On page seventy-four he says further, "Throughout Germany the objection for the resumption of ruthless U-boat warfare of the Lusitania type grows stronger day by day. The Chancellor is holding out against it, but how long he can restrain it no one can say. I left Germany convinced that only peace could prevent its resumption. And the same opinion is held by every German with whom I spoke, and it is held also by Ambassador Gerard. The possibility was so menacing that the principal cause of the Ambassador's return in October was that he might report to Washington. The point was set out in press despatches at that time."
I wrote a preface to Mr. Swope's book for the express purpose of informing the American public in this way that I believed that Germany intended at an early date to resume the ruthless V-boat warfare.
Our trip home on the Frederick VIII was without incident except for the fact that on the ninth day of October, Swope came to the door of my stateroom about twelve o'clock at night and informed me that the captain had told him to tell me that the wireless had brought the news that German submarines were operating directly ahead of us and had just sunk six ships in the neighbourhood of Nantucket. I imagine that the captain slightly changed the course of our ship, but next day the odour of burning oil was quite noticeable for hours.
These Danish ships in making the trip from Copenhagen to New York were compelled to put in at the port of Kirkwall in the Orkney Islands, north of Scotland, where the ship was searched by the British authorities. On the occasion of our visit to Kirkwall, on this trip, a Swede, who had been so foolish as to make a sketch of the harbour and defences of Kirkwall from the top deck of the Frederick VIII, was taken off the boat by the British. The British had very cleverly spotted him doing this from the shore or a neighbouring boat, through a telescope.
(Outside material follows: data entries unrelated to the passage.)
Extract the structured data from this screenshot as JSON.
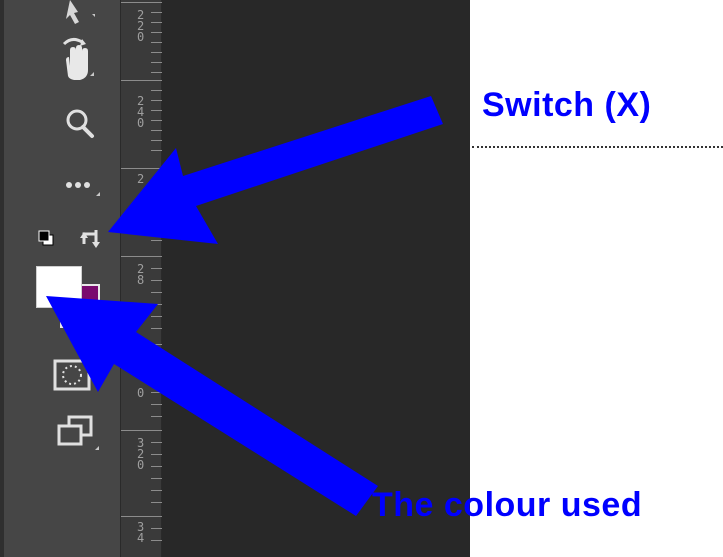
{
  "ruler": {
    "labels": [
      "2\n2\n0",
      "2\n4\n0",
      "2",
      "2\n8",
      "0",
      "3\n2\n0",
      "3\n4"
    ]
  },
  "toolbar": {
    "tools": [
      {
        "name": "move-tool-icon",
        "icon": "arrow-cursor"
      },
      {
        "name": "hand-tool-icon",
        "icon": "hand-rotate"
      },
      {
        "name": "zoom-tool-icon",
        "icon": "magnifier"
      },
      {
        "name": "more-tools-icon",
        "icon": "ellipsis"
      },
      {
        "name": "default-colors-icon",
        "icon": "default-colors"
      },
      {
        "name": "switch-colors-icon",
        "icon": "swap-arrows"
      },
      {
        "name": "foreground-color-swatch",
        "icon": "swatch"
      },
      {
        "name": "quick-mask-icon",
        "icon": "quick-mask"
      },
      {
        "name": "screen-mode-icon",
        "icon": "screen-mode"
      }
    ],
    "foreground_color": "#ffffff",
    "background_color": "#7a0a6e"
  },
  "annotations": {
    "switch_label": "Switch (X)",
    "colour_label": "The colour used",
    "arrow_color": "#0000ff"
  }
}
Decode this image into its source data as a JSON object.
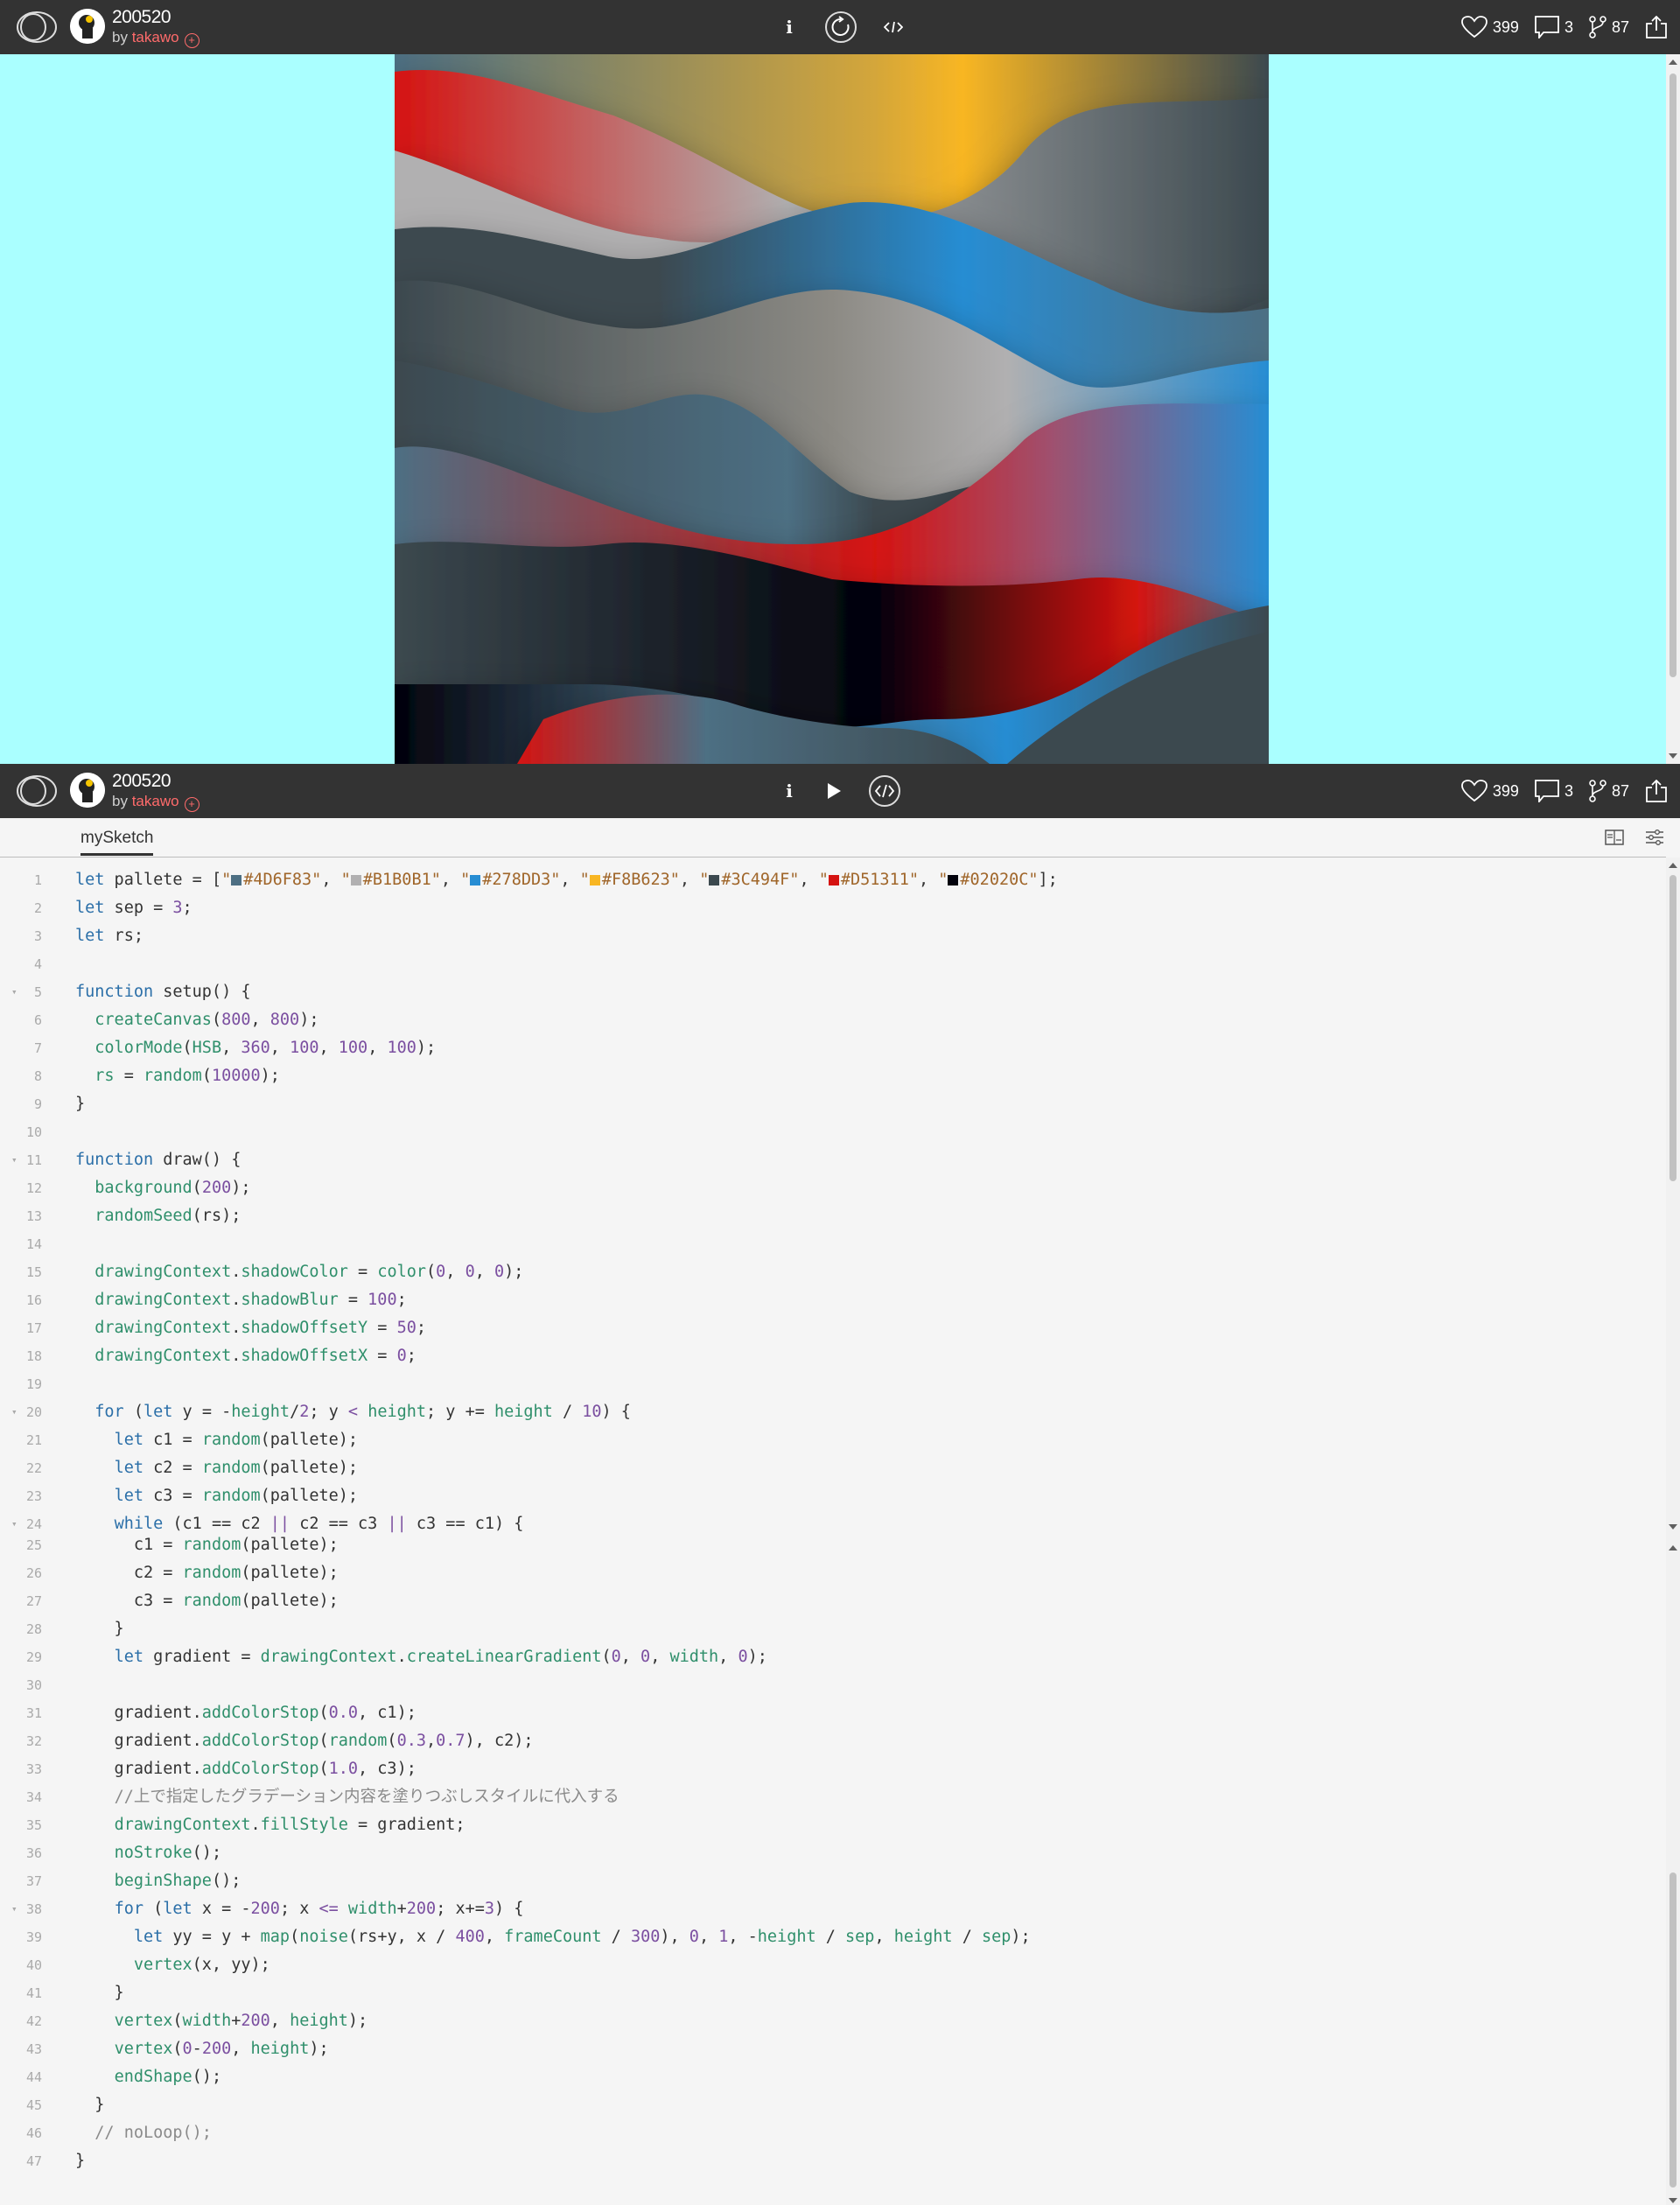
{
  "header": {
    "sketch_title": "200520",
    "by_label": "by",
    "author": "takawo",
    "likes": "399",
    "comments": "3",
    "forks": "87",
    "info_label": "i"
  },
  "tab": {
    "label": "mySketch"
  },
  "colors": {
    "preview_background": "#AAFFFF",
    "bar": "#333333",
    "author": "#FF6B6B"
  },
  "icons": [
    "openprocessing-logo-icon",
    "avatar",
    "follow-plus-icon",
    "info-icon",
    "restart-icon",
    "code-icon",
    "play-icon",
    "heart-icon",
    "comment-icon",
    "fork-icon",
    "share-icon",
    "layout-icon",
    "settings-icon"
  ],
  "code_lines": [
    {
      "n": "1",
      "html": "<span class='kw'>let</span> pallete = [<span class='str'>\"</span><span class='sw' style='background:#4D6F83'></span><span class='str'>#4D6F83\"</span>, <span class='str'>\"</span><span class='sw' style='background:#B1B0B1'></span><span class='str'>#B1B0B1\"</span>, <span class='str'>\"</span><span class='sw' style='background:#278DD3'></span><span class='str'>#278DD3\"</span>, <span class='str'>\"</span><span class='sw' style='background:#F8B623'></span><span class='str'>#F8B623\"</span>, <span class='str'>\"</span><span class='sw' style='background:#3C494F'></span><span class='str'>#3C494F\"</span>, <span class='str'>\"</span><span class='sw' style='background:#D51311'></span><span class='str'>#D51311\"</span>, <span class='str'>\"</span><span class='sw' style='background:#02020C'></span><span class='str'>#02020C\"</span>];"
    },
    {
      "n": "2",
      "html": "<span class='kw'>let</span> sep = <span class='num'>3</span>;"
    },
    {
      "n": "3",
      "html": "<span class='kw'>let</span> rs;"
    },
    {
      "n": "4",
      "html": ""
    },
    {
      "n": "5",
      "fold": true,
      "html": "<span class='kw'>function</span> setup() {"
    },
    {
      "n": "6",
      "html": "  <span class='fn'>createCanvas</span>(<span class='num'>800</span>, <span class='num'>800</span>);"
    },
    {
      "n": "7",
      "html": "  <span class='fn'>colorMode</span>(<span class='fn'>HSB</span>, <span class='num'>360</span>, <span class='num'>100</span>, <span class='num'>100</span>, <span class='num'>100</span>);"
    },
    {
      "n": "8",
      "html": "  <span class='fn'>rs</span> = <span class='fn'>random</span>(<span class='num'>10000</span>);"
    },
    {
      "n": "9",
      "html": "}"
    },
    {
      "n": "10",
      "html": ""
    },
    {
      "n": "11",
      "fold": true,
      "html": "<span class='kw'>function</span> draw() {"
    },
    {
      "n": "12",
      "html": "  <span class='fn'>background</span>(<span class='num'>200</span>);"
    },
    {
      "n": "13",
      "html": "  <span class='fn'>randomSeed</span>(rs);"
    },
    {
      "n": "14",
      "html": ""
    },
    {
      "n": "15",
      "html": "  <span class='fn'>drawingContext</span>.<span class='fn'>shadowColor</span> = <span class='fn'>color</span>(<span class='num'>0</span>, <span class='num'>0</span>, <span class='num'>0</span>);"
    },
    {
      "n": "16",
      "html": "  <span class='fn'>drawingContext</span>.<span class='fn'>shadowBlur</span> = <span class='num'>100</span>;"
    },
    {
      "n": "17",
      "html": "  <span class='fn'>drawingContext</span>.<span class='fn'>shadowOffsetY</span> = <span class='num'>50</span>;"
    },
    {
      "n": "18",
      "html": "  <span class='fn'>drawingContext</span>.<span class='fn'>shadowOffsetX</span> = <span class='num'>0</span>;"
    },
    {
      "n": "19",
      "html": ""
    },
    {
      "n": "20",
      "fold": true,
      "html": "  <span class='kw'>for</span> (<span class='kw'>let</span> y = -<span class='fn'>height</span>/<span class='num'>2</span>; y <span class='op'>&lt;</span> <span class='fn'>height</span>; y += <span class='fn'>height</span> / <span class='num'>10</span>) {"
    },
    {
      "n": "21",
      "html": "    <span class='kw'>let</span> c1 = <span class='fn'>random</span>(pallete);"
    },
    {
      "n": "22",
      "html": "    <span class='kw'>let</span> c2 = <span class='fn'>random</span>(pallete);"
    },
    {
      "n": "23",
      "html": "    <span class='kw'>let</span> c3 = <span class='fn'>random</span>(pallete);"
    },
    {
      "n": "24",
      "fold": true,
      "html": "    <span class='kw'>while</span> (c1 == c2 <span class='op'>||</span> c2 == c3 <span class='op'>||</span> c3 == c1) {"
    },
    {
      "n": "25",
      "html": "      c1 = <span class='fn'>random</span>(pallete);"
    },
    {
      "n": "26",
      "html": "      c2 = <span class='fn'>random</span>(pallete);"
    },
    {
      "n": "27",
      "html": "      c3 = <span class='fn'>random</span>(pallete);"
    },
    {
      "n": "28",
      "html": "    }"
    },
    {
      "n": "29",
      "html": "    <span class='kw'>let</span> gradient = <span class='fn'>drawingContext</span>.<span class='fn'>createLinearGradient</span>(<span class='num'>0</span>, <span class='num'>0</span>, <span class='fn'>width</span>, <span class='num'>0</span>);"
    },
    {
      "n": "30",
      "html": ""
    },
    {
      "n": "31",
      "html": "    gradient.<span class='fn'>addColorStop</span>(<span class='num'>0.0</span>, c1);"
    },
    {
      "n": "32",
      "html": "    gradient.<span class='fn'>addColorStop</span>(<span class='fn'>random</span>(<span class='num'>0.3</span>,<span class='num'>0.7</span>), c2);"
    },
    {
      "n": "33",
      "html": "    gradient.<span class='fn'>addColorStop</span>(<span class='num'>1.0</span>, c3);"
    },
    {
      "n": "34",
      "html": "    <span class='cmt'>//上で指定したグラデーション内容を塗りつぶしスタイルに代入する</span>"
    },
    {
      "n": "35",
      "html": "    <span class='fn'>drawingContext</span>.<span class='fn'>fillStyle</span> = gradient;"
    },
    {
      "n": "36",
      "html": "    <span class='fn'>noStroke</span>();"
    },
    {
      "n": "37",
      "html": "    <span class='fn'>beginShape</span>();"
    },
    {
      "n": "38",
      "fold": true,
      "html": "    <span class='kw'>for</span> (<span class='kw'>let</span> x = -<span class='num'>200</span>; x <span class='op'>&lt;=</span> <span class='fn'>width</span>+<span class='num'>200</span>; x+=<span class='num'>3</span>) {"
    },
    {
      "n": "39",
      "html": "      <span class='kw'>let</span> yy = y + <span class='fn'>map</span>(<span class='fn'>noise</span>(rs+y, x / <span class='num'>400</span>, <span class='fn'>frameCount</span> / <span class='num'>300</span>), <span class='num'>0</span>, <span class='num'>1</span>, -<span class='fn'>height</span> / <span class='fn'>sep</span>, <span class='fn'>height</span> / <span class='fn'>sep</span>);"
    },
    {
      "n": "40",
      "html": "      <span class='fn'>vertex</span>(x, yy);"
    },
    {
      "n": "41",
      "html": "    }"
    },
    {
      "n": "42",
      "html": "    <span class='fn'>vertex</span>(<span class='fn'>width</span>+<span class='num'>200</span>, <span class='fn'>height</span>);"
    },
    {
      "n": "43",
      "html": "    <span class='fn'>vertex</span>(<span class='num'>0</span>-<span class='num'>200</span>, <span class='fn'>height</span>);"
    },
    {
      "n": "44",
      "html": "    <span class='fn'>endShape</span>();"
    },
    {
      "n": "45",
      "html": "  }"
    },
    {
      "n": "46",
      "html": "  <span class='cmt'>// noLoop();</span>"
    },
    {
      "n": "47",
      "html": "}"
    }
  ]
}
Ships can enter Kirkwall only by daylight and at six o'clock every evening trawlers draw a net across the entrance to the harbour as a protection against submarines. A passage through this net is not opened until daylight the following morning.
Captain Thomson of the Frederick VIII, the ship which carried us to America and back to Copenhagen, by his evident mastery of his profession gave to all of his passengers a feeling of confidence on the somewhat perilous voyage in those dangerous waters.
When I reached America, on October eleventh, I was given a most flattering reception and the freedom of the City of New York. Within a few days after my arrival, the President sent for me to visit him at Shadow Lawn, at Long Branch, and I was with him for over four hours and a quarter in our first conference. I saw him, of course, after the election, before returning to Germany, and in fact sailed on the fourth of December at his special request.
Before I left I was impressed with the idea that he desired above all things both to keep and to make peace. Of course, this question of making peace is a very delicate one. A direct offer on our part might have subjected us to the same treatment which we gave Great Britain during our Civil War when Great Britain made overtures looking towards the establishment of peace, and the North answered, practically telling the British Government that it could attend to its own business, that it would brook no interference and would regard further overtures as unfriendly acts.
The Germans started this war without any consultation with the United States, and then seemed to think that they had a right to demand that the United States make peace for them on such terms and at such time as they chose; and that the failure to do so gave them a vested right to break all the laws of warfare against their enemies and to murder the citizens of the United States on the high seas, in violation of the declared principles of international law.
Nevertheless, I think that the inclination of the President was to go very far towards the forcing of peace.